A Dataset of Python Code Change Patterns

Reviewed by Greg Wilson / 2023-04-22
Keywords: Dataset

One of the most effective ways to encourage collaboration is to share your code and data, and that's what the authors of this paper have done. They have assembled a dataset of generalizable Python code change patterns, each of which is annotated with a description of what it does, how it is applied, and where it occurred. I can think of half a dozen ways to use this, and I'm sure many readers can think of more. If you'd like to play with the dataset, you can download it from Figshare.

Akalanka Galappaththi and Sarah Nadi. A data set of generalizable python code change patterns. 2023. arXiv:2304.04983.

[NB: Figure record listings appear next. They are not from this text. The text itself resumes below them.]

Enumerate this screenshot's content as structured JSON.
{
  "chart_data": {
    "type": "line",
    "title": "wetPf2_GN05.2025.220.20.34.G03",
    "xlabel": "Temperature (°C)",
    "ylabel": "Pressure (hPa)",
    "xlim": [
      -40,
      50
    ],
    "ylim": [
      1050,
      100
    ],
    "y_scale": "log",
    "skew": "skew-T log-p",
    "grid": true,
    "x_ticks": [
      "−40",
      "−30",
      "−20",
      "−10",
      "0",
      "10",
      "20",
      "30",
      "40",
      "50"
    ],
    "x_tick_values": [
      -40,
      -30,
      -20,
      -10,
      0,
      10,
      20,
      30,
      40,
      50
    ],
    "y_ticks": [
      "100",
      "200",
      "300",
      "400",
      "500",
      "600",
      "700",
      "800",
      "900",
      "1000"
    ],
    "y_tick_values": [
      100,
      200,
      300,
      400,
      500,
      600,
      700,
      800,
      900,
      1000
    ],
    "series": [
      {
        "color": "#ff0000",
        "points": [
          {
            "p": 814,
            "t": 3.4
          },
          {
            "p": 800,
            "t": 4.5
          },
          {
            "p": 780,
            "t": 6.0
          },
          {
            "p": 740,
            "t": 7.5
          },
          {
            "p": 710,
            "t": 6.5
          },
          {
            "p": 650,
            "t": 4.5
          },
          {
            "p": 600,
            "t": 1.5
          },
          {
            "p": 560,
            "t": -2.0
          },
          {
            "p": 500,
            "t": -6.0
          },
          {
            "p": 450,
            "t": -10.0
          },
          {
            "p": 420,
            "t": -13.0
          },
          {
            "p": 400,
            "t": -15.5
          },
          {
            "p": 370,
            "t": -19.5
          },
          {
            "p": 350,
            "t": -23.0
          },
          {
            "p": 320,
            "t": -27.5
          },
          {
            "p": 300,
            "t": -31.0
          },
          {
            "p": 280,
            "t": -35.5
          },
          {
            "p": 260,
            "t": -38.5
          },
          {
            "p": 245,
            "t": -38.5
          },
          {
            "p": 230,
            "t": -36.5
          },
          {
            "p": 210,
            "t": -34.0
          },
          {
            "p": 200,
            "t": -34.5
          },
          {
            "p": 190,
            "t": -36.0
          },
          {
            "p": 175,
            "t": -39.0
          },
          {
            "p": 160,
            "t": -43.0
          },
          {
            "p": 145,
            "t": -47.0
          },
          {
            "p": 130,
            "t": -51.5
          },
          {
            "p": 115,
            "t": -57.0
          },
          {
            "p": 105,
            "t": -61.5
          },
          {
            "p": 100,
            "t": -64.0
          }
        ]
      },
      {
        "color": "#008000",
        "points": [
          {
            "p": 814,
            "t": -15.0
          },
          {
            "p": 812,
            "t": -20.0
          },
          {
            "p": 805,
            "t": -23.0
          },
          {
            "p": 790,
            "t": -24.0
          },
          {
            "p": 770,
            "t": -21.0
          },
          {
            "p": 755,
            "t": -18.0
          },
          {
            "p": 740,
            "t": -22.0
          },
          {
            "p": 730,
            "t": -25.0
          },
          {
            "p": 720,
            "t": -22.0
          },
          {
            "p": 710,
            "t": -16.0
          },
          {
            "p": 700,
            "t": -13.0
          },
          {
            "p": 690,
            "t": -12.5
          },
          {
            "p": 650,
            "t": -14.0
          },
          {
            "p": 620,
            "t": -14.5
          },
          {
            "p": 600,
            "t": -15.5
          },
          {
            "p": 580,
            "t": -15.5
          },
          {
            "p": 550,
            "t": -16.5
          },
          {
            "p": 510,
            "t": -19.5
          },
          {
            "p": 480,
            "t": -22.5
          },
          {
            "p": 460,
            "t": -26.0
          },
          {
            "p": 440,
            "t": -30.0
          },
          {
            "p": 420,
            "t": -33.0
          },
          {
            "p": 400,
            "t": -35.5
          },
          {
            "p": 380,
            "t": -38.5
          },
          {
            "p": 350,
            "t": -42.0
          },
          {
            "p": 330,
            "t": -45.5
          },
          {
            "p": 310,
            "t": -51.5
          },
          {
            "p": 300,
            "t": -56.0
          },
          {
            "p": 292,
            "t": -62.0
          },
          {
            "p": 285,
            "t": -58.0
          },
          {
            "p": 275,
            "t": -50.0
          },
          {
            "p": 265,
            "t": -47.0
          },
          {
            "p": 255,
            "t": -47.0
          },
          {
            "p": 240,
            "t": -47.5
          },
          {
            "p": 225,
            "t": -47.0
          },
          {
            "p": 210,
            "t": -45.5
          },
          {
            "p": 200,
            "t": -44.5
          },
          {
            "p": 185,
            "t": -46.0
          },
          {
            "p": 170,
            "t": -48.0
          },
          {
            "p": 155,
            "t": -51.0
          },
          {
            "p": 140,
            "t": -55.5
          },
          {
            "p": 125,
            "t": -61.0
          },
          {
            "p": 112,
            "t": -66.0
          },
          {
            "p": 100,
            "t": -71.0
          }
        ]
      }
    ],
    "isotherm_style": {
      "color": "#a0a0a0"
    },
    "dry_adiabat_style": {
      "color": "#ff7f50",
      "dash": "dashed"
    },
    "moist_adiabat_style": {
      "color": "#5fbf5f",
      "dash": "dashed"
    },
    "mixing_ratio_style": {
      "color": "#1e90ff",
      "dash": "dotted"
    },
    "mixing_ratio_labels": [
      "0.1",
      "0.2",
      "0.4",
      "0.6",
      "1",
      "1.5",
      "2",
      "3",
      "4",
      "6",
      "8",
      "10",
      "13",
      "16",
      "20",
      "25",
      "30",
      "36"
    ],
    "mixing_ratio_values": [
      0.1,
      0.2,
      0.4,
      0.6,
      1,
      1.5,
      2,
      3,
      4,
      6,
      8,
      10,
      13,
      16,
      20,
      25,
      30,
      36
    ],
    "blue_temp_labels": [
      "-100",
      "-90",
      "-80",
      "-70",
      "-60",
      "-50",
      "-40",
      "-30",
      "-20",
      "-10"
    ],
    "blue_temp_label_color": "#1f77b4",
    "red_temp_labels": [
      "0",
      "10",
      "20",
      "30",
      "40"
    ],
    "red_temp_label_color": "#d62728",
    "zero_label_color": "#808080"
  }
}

Mining repetitive code changes from version control history is a common way of discovering unknown change patterns. Such change patterns can be used in code recommender systems or automated program repair techniques. While there are such tools and datasets exist for Java, there is little work on finding and recommending such changes in Python. In this paper, we present a data set of manually vetted generalizable Python repetitive code change patterns. We create a coding guideline to identify generalizable change patterns that can be used in automated tooling. We leverage the mined change patterns from recent work that mines repetitive changes in Python projects and use our coding guideline to manually review the patterns. For each change, we also record a description of the change and why it is applied along with other characteristics such as the number of projects it occurs in. This review process allows us to identify and share 72 Python change patterns that can be used to build and advance Python developer support tools.